The optical origin of the lateral response and orientation artifacts, which occur when using EBT3 and EBT-XD radiochromic films together with flatbed scanners, has been reinvestigated by experimental and theoretical means. The common feature of these artifacts is the well-known parabolic increase in the optical density OD(x) = -log I(x)/I (x) versus offset x from the scanner midline (Poppinga et al 2014 Med. Phys. 41 021707). This holds for landscape and portrait orientations as well as for the three color channels. Dose-independent optical subjects, such as neutral density filters, linear polarizers, the EBT polyester foil and diffusive glass, also present the parabolic lateral artifact when scanned with a flatbed scanner. The curvature parameter c of the parabola function OD(x) = c + cx is found to be a linear function of the dose, the parameters of which are influenced by the film orientation and film type, EBT3 or EBT-XD. The ubiquitous parabolic shape of function OD(x) is attributed (a) to the optical path-length effect (van Battum et al 2016 Phys. Med. Biol. 61 625-49), due to the increasing obliquity of the optical scanner light associated with increasing offset x from the scanner midline, and (b) and (c) to the partial polarization and scattering of the light leaving the film, which affect the ratio [Formula: see text], thus making OD(x) increase with x . The orientation effect results from the changes of effects (b) and (c) associated with turning the film position, and thereby the orientation of the polymer structure of the sensitive film layer. In a comparison of experimental results obtained with selected optical subjects, the relative weights of the contributions of the optical path-length effect and the polarization and scattering of light leaving the films to the lateral response artifact have been estimated to be of the same order of magnitude. Mathematical models of these causes for the parabolic shape of function OD(x) are given as appendices.

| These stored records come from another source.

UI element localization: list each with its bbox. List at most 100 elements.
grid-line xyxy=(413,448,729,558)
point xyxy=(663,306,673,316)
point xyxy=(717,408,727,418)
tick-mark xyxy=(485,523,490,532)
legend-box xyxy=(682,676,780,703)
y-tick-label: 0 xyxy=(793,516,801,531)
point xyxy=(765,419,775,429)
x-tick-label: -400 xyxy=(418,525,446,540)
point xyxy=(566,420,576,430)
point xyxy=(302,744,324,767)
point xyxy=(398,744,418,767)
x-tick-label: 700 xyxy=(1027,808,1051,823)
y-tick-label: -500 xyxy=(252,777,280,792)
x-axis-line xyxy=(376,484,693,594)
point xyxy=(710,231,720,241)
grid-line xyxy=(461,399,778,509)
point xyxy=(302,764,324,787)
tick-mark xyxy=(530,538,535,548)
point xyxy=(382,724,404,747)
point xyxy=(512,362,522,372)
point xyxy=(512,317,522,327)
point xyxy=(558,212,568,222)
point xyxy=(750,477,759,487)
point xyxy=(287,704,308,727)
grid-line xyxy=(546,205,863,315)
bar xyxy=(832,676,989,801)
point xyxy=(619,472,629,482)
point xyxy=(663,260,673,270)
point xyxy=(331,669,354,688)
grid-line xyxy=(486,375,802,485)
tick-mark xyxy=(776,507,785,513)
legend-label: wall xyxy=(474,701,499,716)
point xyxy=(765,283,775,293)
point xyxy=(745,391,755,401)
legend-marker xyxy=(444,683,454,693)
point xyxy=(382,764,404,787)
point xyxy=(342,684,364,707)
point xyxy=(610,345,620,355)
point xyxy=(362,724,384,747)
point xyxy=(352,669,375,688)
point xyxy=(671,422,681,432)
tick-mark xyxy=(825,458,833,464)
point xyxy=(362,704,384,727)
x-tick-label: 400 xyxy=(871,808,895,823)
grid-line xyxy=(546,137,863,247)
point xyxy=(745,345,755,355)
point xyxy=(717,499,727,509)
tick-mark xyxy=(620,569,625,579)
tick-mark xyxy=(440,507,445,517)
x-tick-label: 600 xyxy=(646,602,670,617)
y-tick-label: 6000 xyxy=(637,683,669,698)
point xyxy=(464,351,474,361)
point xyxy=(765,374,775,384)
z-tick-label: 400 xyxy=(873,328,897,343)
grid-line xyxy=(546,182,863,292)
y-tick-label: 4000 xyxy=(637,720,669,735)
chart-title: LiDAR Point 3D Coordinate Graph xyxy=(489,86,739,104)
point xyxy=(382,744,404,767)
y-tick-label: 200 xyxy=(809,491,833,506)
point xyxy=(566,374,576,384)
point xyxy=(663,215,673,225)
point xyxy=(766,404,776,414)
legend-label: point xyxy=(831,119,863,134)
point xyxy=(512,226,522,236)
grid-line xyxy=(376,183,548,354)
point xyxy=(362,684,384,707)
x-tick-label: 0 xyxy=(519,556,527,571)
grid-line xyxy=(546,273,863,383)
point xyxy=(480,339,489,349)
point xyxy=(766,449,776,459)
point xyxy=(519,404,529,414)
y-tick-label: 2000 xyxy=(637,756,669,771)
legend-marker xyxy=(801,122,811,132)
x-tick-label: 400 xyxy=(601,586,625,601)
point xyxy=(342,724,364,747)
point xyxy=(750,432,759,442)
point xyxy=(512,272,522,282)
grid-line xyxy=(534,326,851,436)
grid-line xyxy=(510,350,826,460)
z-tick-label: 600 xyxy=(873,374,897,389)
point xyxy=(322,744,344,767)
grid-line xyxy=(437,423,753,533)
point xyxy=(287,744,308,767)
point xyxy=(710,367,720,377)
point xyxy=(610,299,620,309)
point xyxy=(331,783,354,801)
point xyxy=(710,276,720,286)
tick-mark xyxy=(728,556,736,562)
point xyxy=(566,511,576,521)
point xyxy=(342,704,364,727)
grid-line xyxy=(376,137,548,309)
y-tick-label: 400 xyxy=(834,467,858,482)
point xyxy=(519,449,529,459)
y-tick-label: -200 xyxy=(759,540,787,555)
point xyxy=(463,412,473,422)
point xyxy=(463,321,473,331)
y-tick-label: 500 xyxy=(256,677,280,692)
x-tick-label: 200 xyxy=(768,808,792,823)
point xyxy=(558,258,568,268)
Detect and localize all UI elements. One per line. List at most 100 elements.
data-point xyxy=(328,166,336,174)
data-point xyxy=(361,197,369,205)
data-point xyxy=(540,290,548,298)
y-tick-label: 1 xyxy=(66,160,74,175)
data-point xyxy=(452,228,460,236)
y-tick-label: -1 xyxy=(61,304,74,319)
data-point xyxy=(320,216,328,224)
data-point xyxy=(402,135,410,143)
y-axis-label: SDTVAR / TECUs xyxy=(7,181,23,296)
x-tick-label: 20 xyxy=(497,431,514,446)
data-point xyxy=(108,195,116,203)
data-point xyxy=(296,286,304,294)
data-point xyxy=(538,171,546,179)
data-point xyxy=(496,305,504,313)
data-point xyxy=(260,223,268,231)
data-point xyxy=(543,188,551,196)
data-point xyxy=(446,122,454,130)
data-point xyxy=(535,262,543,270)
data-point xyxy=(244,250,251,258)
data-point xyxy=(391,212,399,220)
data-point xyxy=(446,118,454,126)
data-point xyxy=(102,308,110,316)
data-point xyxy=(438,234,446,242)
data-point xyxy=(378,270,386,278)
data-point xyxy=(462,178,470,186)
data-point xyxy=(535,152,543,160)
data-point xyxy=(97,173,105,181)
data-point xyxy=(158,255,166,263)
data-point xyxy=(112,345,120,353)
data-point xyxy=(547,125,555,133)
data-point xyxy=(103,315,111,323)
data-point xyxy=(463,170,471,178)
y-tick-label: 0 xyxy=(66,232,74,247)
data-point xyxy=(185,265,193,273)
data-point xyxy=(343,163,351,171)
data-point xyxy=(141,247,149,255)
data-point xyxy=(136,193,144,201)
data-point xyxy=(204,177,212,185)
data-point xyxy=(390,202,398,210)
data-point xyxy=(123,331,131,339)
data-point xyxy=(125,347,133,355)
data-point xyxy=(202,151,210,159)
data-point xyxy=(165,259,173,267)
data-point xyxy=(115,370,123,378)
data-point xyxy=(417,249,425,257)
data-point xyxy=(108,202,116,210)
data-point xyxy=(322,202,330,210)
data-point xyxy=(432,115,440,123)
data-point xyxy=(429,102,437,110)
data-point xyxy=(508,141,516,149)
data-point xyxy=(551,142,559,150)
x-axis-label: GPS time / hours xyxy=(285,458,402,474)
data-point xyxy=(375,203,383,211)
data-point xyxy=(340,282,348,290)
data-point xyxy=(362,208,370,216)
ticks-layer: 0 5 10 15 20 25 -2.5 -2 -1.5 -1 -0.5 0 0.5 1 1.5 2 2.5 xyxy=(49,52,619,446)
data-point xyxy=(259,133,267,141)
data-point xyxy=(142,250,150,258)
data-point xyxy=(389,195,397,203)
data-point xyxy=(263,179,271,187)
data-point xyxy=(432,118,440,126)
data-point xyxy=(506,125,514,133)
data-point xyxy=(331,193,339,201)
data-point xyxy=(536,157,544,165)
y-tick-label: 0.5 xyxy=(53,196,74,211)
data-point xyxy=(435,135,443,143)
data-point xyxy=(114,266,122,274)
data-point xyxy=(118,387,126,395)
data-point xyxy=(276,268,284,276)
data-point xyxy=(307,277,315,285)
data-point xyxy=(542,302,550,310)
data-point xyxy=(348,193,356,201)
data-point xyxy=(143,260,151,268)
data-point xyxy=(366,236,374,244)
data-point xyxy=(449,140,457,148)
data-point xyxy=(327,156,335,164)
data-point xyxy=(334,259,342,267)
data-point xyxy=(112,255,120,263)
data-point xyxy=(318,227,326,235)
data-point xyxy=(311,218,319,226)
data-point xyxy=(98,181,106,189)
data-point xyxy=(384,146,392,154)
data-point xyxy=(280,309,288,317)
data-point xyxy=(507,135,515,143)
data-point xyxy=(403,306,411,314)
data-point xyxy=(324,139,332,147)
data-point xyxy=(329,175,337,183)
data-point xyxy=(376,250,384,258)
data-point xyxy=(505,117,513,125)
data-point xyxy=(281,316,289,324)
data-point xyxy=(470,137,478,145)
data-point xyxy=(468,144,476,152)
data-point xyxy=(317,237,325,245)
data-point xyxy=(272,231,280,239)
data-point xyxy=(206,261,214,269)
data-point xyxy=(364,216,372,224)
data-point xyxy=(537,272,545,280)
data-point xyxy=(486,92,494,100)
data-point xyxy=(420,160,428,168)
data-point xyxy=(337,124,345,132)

使用EBT3和EBT-XD放射变色薄膜与平板扫描仪一起时出现的横向响应和取向伪影的光学起源,已通过实验和理论方法重新进行了研究。这些伪影的共同特征是光密度OD(x)= -log I(x)/I₀(x)相对于从扫描仪中线的偏移x呈现出众所周知的抛物线形增加(Poppinga等人,2014年,《医学物理》,41卷,021707)。这适用于横向和纵向取向以及三个颜色通道。与剂量无关的光学对象,如中性密度滤光片、线性偏振器、EBT聚酯薄膜和漫射玻璃,在用平板扫描仪扫描时也会出现抛物线形横向伪影。抛物线函数OD(x)= c₀ + c₁x²的曲率参数c被发现是剂量的线性函数,其参数受薄膜取向和薄膜类型(EBT3或EBT-XD)的影响。函数OD(x)普遍存在的抛物线形状归因于:(a) 光程长度效应(van Battum等人,2016年,《物理医学与生物学》,61卷,625 - 49),这是由于与从扫描仪中线增加的偏移x相关的光学扫描仪光的倾斜度增加;以及(b) 和(c) 离开薄膜的光的部分偏振和散射,这会影响比率[公式:见正文],从而使OD(x)随x增加。取向效应源于与转动薄膜位置相关的(b) 和(c) 效应的变化,进而源于敏感薄膜层聚合物结构的取向变化。在对选定光学对象获得的实验结果进行比较时,光程长度效应以及离开薄膜的光的偏振和散射对横向响应伪影的贡献的相对权重估计处于相同数量级。这些导致函数OD(x)呈抛物线形状的原因的数学模型在附录中给出。